La disposizione delle tombe, quattro ravvicinate e una isolata, e le differenze strutturali della tomba 5, assimilabile a una camera funeraria più che a una semplice cista, indicano una certa varietà tipologica e un’evoluzione interna. Questa diversificazione segna il passaggio dalle sepolture individuali a forme che si avvicinano a quelle collettive, come avverrà più tardi con i dolmen e le allées couvertes.
La Gallura, separata dalla Corsica da appena otto miglia di mare, mostra forti affinità con i monumenti funerari corsi, come le tombe “en coffre” di Porto Vecchio o i complessi di Poghjaredda e Capu di Logu. Anche i corredi funebri, come i pomi sferoidi in steatite e i vaghi di collana ad olivella, rientrano in un comune orizzonte culturale corso-gallurese del Neolitico medio, precedente alla cultura di Ozieri.
Il confronto con altri complessi sardi, come Pranu Muttedu (Goni), evidenzia differenze sostanziali. Se lì troviamo ipogei articolati (domus de janas) con corridoi e celle, la necropoli di Li Muri è più semplice e “megalitica”, priva di ipogeismo. Ciò suggerisce che la Gallura avesse una sua specifica vocazione culturale, più affine al megalitismo occidentale europeo che all’ipogeismo diffuso nel resto dell’isola.
La successiva comparsa in Gallura di dolmen e allées couvertes, come a Luras, conferma l’inserimento della regione nel circuito del megalitismo mediterraneo e atlantico, distinto dalla tradizione ipogeica tipica del sud e del centro dell’isola.
Con l’età nuragica, il tumulo rimane un elemento essenziale nelle grandi tombe collettive note come tombe di giganti. Si tratta di evoluzioni delle allées couvertes, caratterizzate da lunghi corridoi funerari coperti da lastroni e da una grande esedra semicircolare antistante, destinata ai riti comunitari.

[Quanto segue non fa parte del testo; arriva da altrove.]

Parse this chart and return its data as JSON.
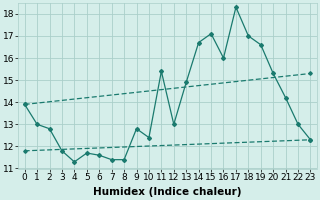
{
  "title": "",
  "xlabel": "Humidex (Indice chaleur)",
  "background_color": "#d5eeea",
  "grid_color": "#aacfca",
  "line_color": "#1a7a6e",
  "xlim": [
    -0.5,
    23.5
  ],
  "ylim": [
    11,
    18.5
  ],
  "yticks": [
    11,
    12,
    13,
    14,
    15,
    16,
    17,
    18
  ],
  "xticks": [
    0,
    1,
    2,
    3,
    4,
    5,
    6,
    7,
    8,
    9,
    10,
    11,
    12,
    13,
    14,
    15,
    16,
    17,
    18,
    19,
    20,
    21,
    22,
    23
  ],
  "series1_x": [
    0,
    1,
    2,
    3,
    4,
    5,
    6,
    7,
    8,
    9,
    10,
    11,
    12,
    13,
    14,
    15,
    16,
    17,
    18,
    19,
    20,
    21,
    22,
    23
  ],
  "series1_y": [
    13.9,
    13.0,
    12.8,
    11.8,
    11.3,
    11.7,
    11.6,
    11.4,
    11.4,
    12.8,
    12.4,
    15.4,
    13.0,
    14.9,
    16.7,
    17.1,
    16.0,
    18.3,
    17.0,
    16.6,
    15.3,
    14.2,
    13.0,
    12.3
  ],
  "series2_x": [
    0,
    23
  ],
  "series2_y": [
    13.9,
    15.3
  ],
  "series3_x": [
    0,
    23
  ],
  "series3_y": [
    11.8,
    12.3
  ],
  "xlabel_fontsize": 7.5,
  "tick_fontsize": 6.5
}
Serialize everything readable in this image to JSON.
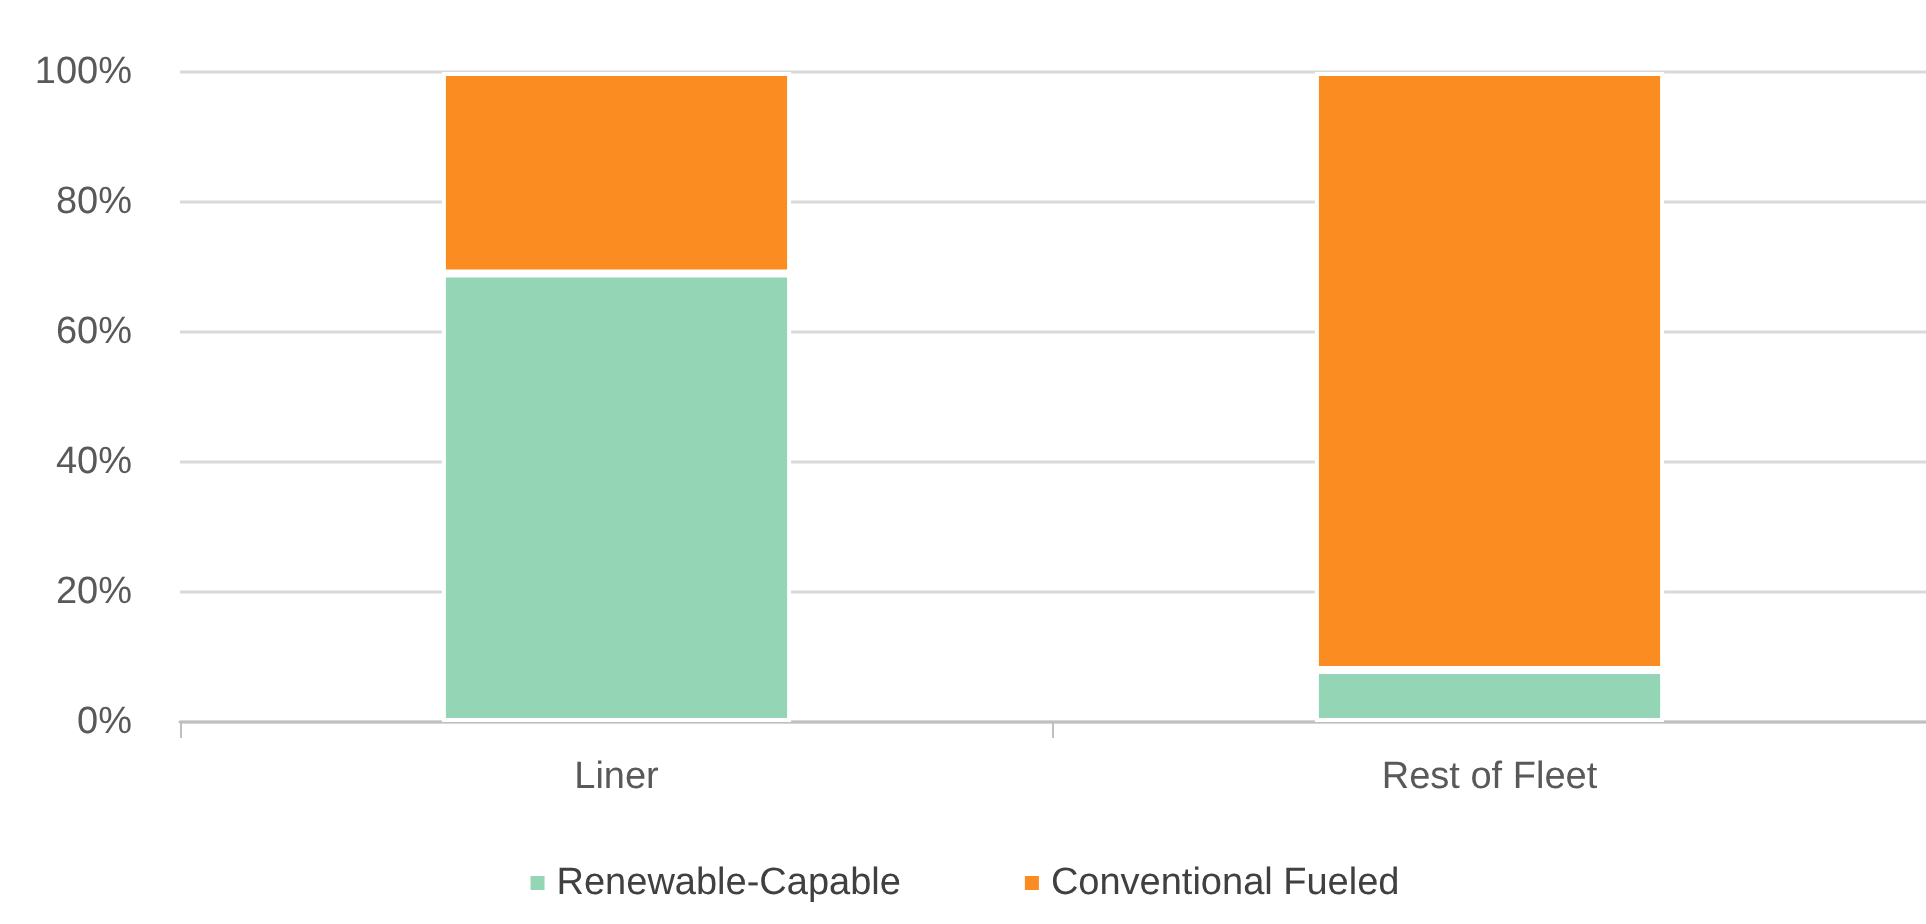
{
  "chart_data": {
    "type": "bar",
    "stacked": true,
    "categories": [
      "Liner",
      "Rest of Fleet"
    ],
    "series": [
      {
        "name": "Renewable-Capable",
        "color": "#93d5b5",
        "values": [
          69,
          8
        ]
      },
      {
        "name": "Conventional Fueled",
        "color": "#fa8c22",
        "values": [
          31,
          92
        ]
      }
    ],
    "ylim": [
      0,
      100
    ],
    "yticks": [
      {
        "value": 0,
        "label": "0%"
      },
      {
        "value": 20,
        "label": "20%"
      },
      {
        "value": 40,
        "label": "40%"
      },
      {
        "value": 60,
        "label": "60%"
      },
      {
        "value": 80,
        "label": "80%"
      },
      {
        "value": 100,
        "label": "100%"
      }
    ],
    "grid": "y",
    "legend": "bottom"
  }
}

Due esempi celebri si trovano ad Arzachena: Coddu Vecchiu e Li Lolghi. La prima mostra un’allée couverte a cui, in età nuragica, fu aggiunta l’esedra; la seconda è monumentale e racchiusa da un vasto tumulo che ingloba strutture più antiche. Lo scavo ha documentato la rimozione di grandi quantità di terra e pietre, a dimostrazione che in origine la tomba era completamente ricoperta.

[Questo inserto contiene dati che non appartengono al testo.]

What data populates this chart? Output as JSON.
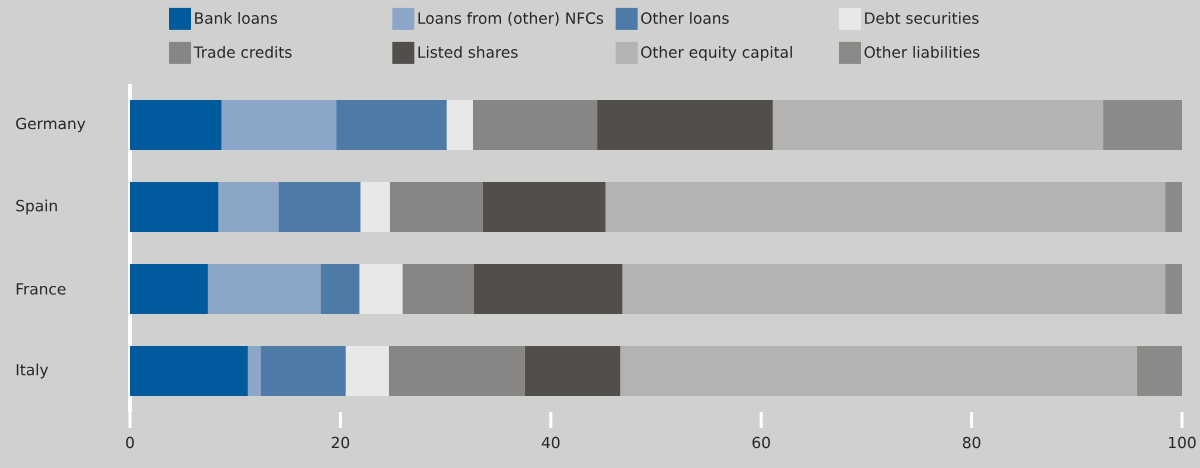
{
  "chart_data": {
    "type": "bar",
    "orientation": "horizontal",
    "stacked": true,
    "categories": [
      "Germany",
      "Spain",
      "France",
      "Italy"
    ],
    "series": [
      {
        "name": "Bank loans",
        "color": "#005a9b",
        "values": [
          8.7,
          8.4,
          7.4,
          11.2
        ]
      },
      {
        "name": "Loans from (other) NFCs",
        "color": "#8ba6c8",
        "values": [
          10.9,
          5.7,
          10.7,
          1.2
        ]
      },
      {
        "name": "Other loans",
        "color": "#4e7aa8",
        "values": [
          10.5,
          7.8,
          3.7,
          8.1
        ]
      },
      {
        "name": "Debt securities",
        "color": "#e8e8e8",
        "values": [
          2.5,
          2.8,
          4.1,
          4.1
        ]
      },
      {
        "name": "Trade credits",
        "color": "#878684",
        "values": [
          11.8,
          8.8,
          6.8,
          12.9
        ]
      },
      {
        "name": "Listed shares",
        "color": "#524e4b",
        "values": [
          16.7,
          11.7,
          14.1,
          9.1
        ]
      },
      {
        "name": "Other equity capital",
        "color": "#b4b3b1",
        "values": [
          31.4,
          53.2,
          51.6,
          49.1
        ]
      },
      {
        "name": "Other liabilities",
        "color": "#8a8a88",
        "values": [
          7.5,
          1.6,
          1.6,
          4.3
        ]
      }
    ],
    "xlim": [
      0,
      100
    ],
    "xticks": [
      0,
      20,
      40,
      60,
      80,
      100
    ],
    "grid": false,
    "legend": "top"
  }
}
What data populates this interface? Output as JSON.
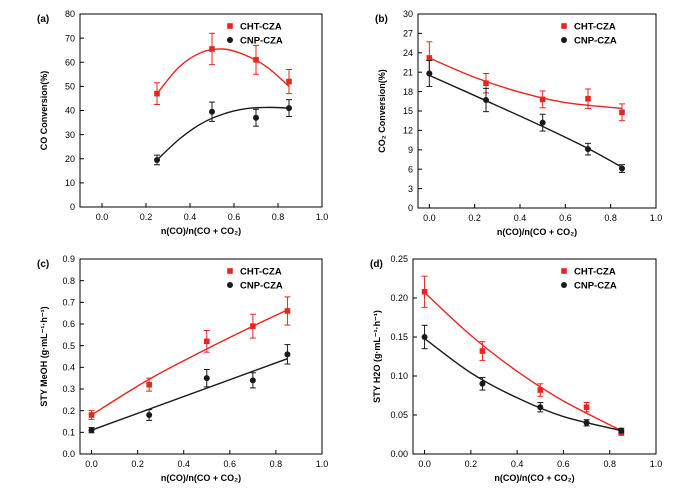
{
  "chart_data": [
    {
      "type": "scatter",
      "panel_label": "(a)",
      "xlabel": "n(CO)/n(CO + CO₂)",
      "ylabel": "CO Conversion(%)",
      "xlim": [
        -0.1,
        1.0
      ],
      "ylim": [
        0,
        80
      ],
      "xticks": [
        0.0,
        0.2,
        0.4,
        0.6,
        0.8,
        1.0
      ],
      "xtick_labels": [
        "0.0",
        "0.2",
        "0.4",
        "0.6",
        "0.8",
        "1.0"
      ],
      "yticks": [
        0,
        10,
        20,
        30,
        40,
        50,
        60,
        70,
        80
      ],
      "ytick_labels": [
        "0",
        "10",
        "20",
        "30",
        "40",
        "50",
        "60",
        "70",
        "80"
      ],
      "legend_position": "top-right",
      "series": [
        {
          "name": "CHT-CZA",
          "color": "#e8251f",
          "marker": "square",
          "x": [
            0.25,
            0.5,
            0.7,
            0.85
          ],
          "y": [
            47,
            65.5,
            61,
            52
          ],
          "err": [
            4.5,
            6.5,
            6,
            5
          ],
          "fit": [
            [
              0.25,
              47
            ],
            [
              0.35,
              58
            ],
            [
              0.45,
              64
            ],
            [
              0.55,
              65.5
            ],
            [
              0.65,
              63
            ],
            [
              0.75,
              58
            ],
            [
              0.85,
              50
            ]
          ]
        },
        {
          "name": "CNP-CZA",
          "color": "#1a1a1a",
          "marker": "circle",
          "x": [
            0.25,
            0.5,
            0.7,
            0.85
          ],
          "y": [
            19.5,
            39.5,
            37,
            41
          ],
          "err": [
            2,
            4,
            3.5,
            3.5
          ],
          "fit": [
            [
              0.25,
              19.5
            ],
            [
              0.35,
              28
            ],
            [
              0.45,
              34.5
            ],
            [
              0.55,
              38.5
            ],
            [
              0.65,
              40.7
            ],
            [
              0.75,
              41.3
            ],
            [
              0.85,
              41
            ]
          ]
        }
      ]
    },
    {
      "type": "scatter",
      "panel_label": "(b)",
      "xlabel": "n(CO)/n(CO + CO₂)",
      "ylabel": "CO₂ Conversion(%)",
      "xlim": [
        -0.05,
        1.0
      ],
      "ylim": [
        0,
        30
      ],
      "xticks": [
        0.0,
        0.2,
        0.4,
        0.6,
        0.8,
        1.0
      ],
      "xtick_labels": [
        "0.0",
        "0.2",
        "0.4",
        "0.6",
        "0.8",
        "1.0"
      ],
      "yticks": [
        0,
        3,
        6,
        9,
        12,
        15,
        18,
        21,
        24,
        27,
        30
      ],
      "ytick_labels": [
        "0",
        "3",
        "6",
        "9",
        "12",
        "15",
        "18",
        "21",
        "24",
        "27",
        "30"
      ],
      "legend_position": "top-right",
      "series": [
        {
          "name": "CHT-CZA",
          "color": "#e8251f",
          "marker": "square",
          "x": [
            0.0,
            0.25,
            0.5,
            0.7,
            0.85
          ],
          "y": [
            23.2,
            19.3,
            16.8,
            16.9,
            14.8
          ],
          "err": [
            2.5,
            1.5,
            1.3,
            1.5,
            1.3
          ],
          "fit": [
            [
              0.0,
              23.2
            ],
            [
              0.2,
              20.2
            ],
            [
              0.4,
              17.9
            ],
            [
              0.6,
              16.3
            ],
            [
              0.85,
              15.4
            ]
          ]
        },
        {
          "name": "CNP-CZA",
          "color": "#1a1a1a",
          "marker": "circle",
          "x": [
            0.0,
            0.25,
            0.5,
            0.7,
            0.85
          ],
          "y": [
            20.8,
            16.7,
            13.2,
            9.1,
            6.1
          ],
          "err": [
            2,
            1.8,
            1.3,
            0.9,
            0.6
          ],
          "fit": [
            [
              0.0,
              20.5
            ],
            [
              0.25,
              16.6
            ],
            [
              0.5,
              12.6
            ],
            [
              0.7,
              9.2
            ],
            [
              0.85,
              6.3
            ]
          ]
        }
      ]
    },
    {
      "type": "scatter",
      "panel_label": "(c)",
      "xlabel": "n(CO)/n(CO + CO₂)",
      "ylabel": "STY MeOH (g·mL⁻¹·h⁻¹)",
      "xlim": [
        -0.05,
        1.0
      ],
      "ylim": [
        0,
        0.9
      ],
      "xticks": [
        0.0,
        0.2,
        0.4,
        0.6,
        0.8,
        1.0
      ],
      "xtick_labels": [
        "0.0",
        "0.2",
        "0.4",
        "0.6",
        "0.8",
        "1.0"
      ],
      "yticks": [
        0,
        0.1,
        0.2,
        0.3,
        0.4,
        0.5,
        0.6,
        0.7,
        0.8,
        0.9
      ],
      "ytick_labels": [
        "0.0",
        "0.1",
        "0.2",
        "0.3",
        "0.4",
        "0.5",
        "0.6",
        "0.7",
        "0.8",
        "0.9"
      ],
      "legend_position": "top-right",
      "series": [
        {
          "name": "CHT-CZA",
          "color": "#e8251f",
          "marker": "square",
          "x": [
            0.0,
            0.25,
            0.5,
            0.7,
            0.85
          ],
          "y": [
            0.18,
            0.32,
            0.52,
            0.59,
            0.66
          ],
          "err": [
            0.02,
            0.03,
            0.05,
            0.055,
            0.065
          ],
          "fit": [
            [
              0.0,
              0.18
            ],
            [
              0.25,
              0.345
            ],
            [
              0.5,
              0.485
            ],
            [
              0.7,
              0.59
            ],
            [
              0.85,
              0.665
            ]
          ]
        },
        {
          "name": "CNP-CZA",
          "color": "#1a1a1a",
          "marker": "circle",
          "x": [
            0.0,
            0.25,
            0.5,
            0.7,
            0.85
          ],
          "y": [
            0.11,
            0.18,
            0.35,
            0.34,
            0.46
          ],
          "err": [
            0.012,
            0.025,
            0.04,
            0.035,
            0.045
          ],
          "fit": [
            [
              0.0,
              0.11
            ],
            [
              0.85,
              0.44
            ]
          ]
        }
      ]
    },
    {
      "type": "scatter",
      "panel_label": "(d)",
      "xlabel": "n(CO)/n(CO + CO₂)",
      "ylabel": "STY H2O (g·mL⁻¹·h⁻¹)",
      "xlim": [
        -0.05,
        1.0
      ],
      "ylim": [
        0,
        0.25
      ],
      "xticks": [
        0.0,
        0.2,
        0.4,
        0.6,
        0.8,
        1.0
      ],
      "xtick_labels": [
        "0.0",
        "0.2",
        "0.4",
        "0.6",
        "0.8",
        "1.0"
      ],
      "yticks": [
        0,
        0.05,
        0.1,
        0.15,
        0.2,
        0.25
      ],
      "ytick_labels": [
        "0.00",
        "0.05",
        "0.10",
        "0.15",
        "0.20",
        "0.25"
      ],
      "legend_position": "top-right",
      "series": [
        {
          "name": "CHT-CZA",
          "color": "#e8251f",
          "marker": "square",
          "x": [
            0.0,
            0.25,
            0.5,
            0.7,
            0.85
          ],
          "y": [
            0.208,
            0.132,
            0.082,
            0.06,
            0.027
          ],
          "err": [
            0.02,
            0.012,
            0.008,
            0.006,
            0.003
          ],
          "fit": [
            [
              0.0,
              0.207
            ],
            [
              0.2,
              0.152
            ],
            [
              0.4,
              0.106
            ],
            [
              0.6,
              0.068
            ],
            [
              0.85,
              0.03
            ]
          ]
        },
        {
          "name": "CNP-CZA",
          "color": "#1a1a1a",
          "marker": "circle",
          "x": [
            0.0,
            0.25,
            0.5,
            0.7,
            0.85
          ],
          "y": [
            0.15,
            0.09,
            0.06,
            0.04,
            0.03
          ],
          "err": [
            0.015,
            0.008,
            0.006,
            0.004,
            0.003
          ],
          "fit": [
            [
              0.0,
              0.148
            ],
            [
              0.2,
              0.104
            ],
            [
              0.4,
              0.072
            ],
            [
              0.6,
              0.048
            ],
            [
              0.85,
              0.03
            ]
          ]
        }
      ]
    }
  ]
}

Il tumulo, oltre alla funzione statica, aveva una valenza simbolica: la collina artificiale creava un paesaggio sacro e accentuava la monumentalità del sepolcro. L’interazione tra tumulo ed esedra è evidente, come nella tomba di Pascaredda (Calangianus), in ottimo stato di conservazione: il corridoio, la copertura a lastroni e l’esedra monumentale erano interamente inglobati da un tumulo di terra e pietre. Alcuni indizi fanno pensare a sistemi di accesso dall’alto, tramite rimozione parziale della copertura, piuttosto che attraverso i piccoli portelli delle stele. Ciò spiegherebbe la disposizione disordinata degli scheletri nelle tombe di Lu Brandali e La Testa, segno di successive riaperture.
L’insieme dei dati suggerisce che la Gallura abbia sviluppato una tradizione funeraria autonoma rispetto al resto della Sardegna. L’assenza di domus de janas, la preferenza per il megalitismo, i rapporti con la Corsica e con il mondo europeo neolitico e protostorico delineano un quadro peculiare.
Il tumulo, costante dai circoli di Li Muri fino alle tombe di giganti nuragiche, non è solo un espediente architettonico, ma un potente simbolo culturale. Esso rappresenta il legame tra comunità e antenati, la trasformazione della natura in paesaggio sacralizzato, la continuità tra morte e vita.
La Gallura appare quindi non come un’area periferica, ma come un crocevia culturale del Mediterraneo preistorico, capace di rielaborare modelli esterni e di produrre forme originali, riconoscibili ancora oggi nei suoi monumenti funerari.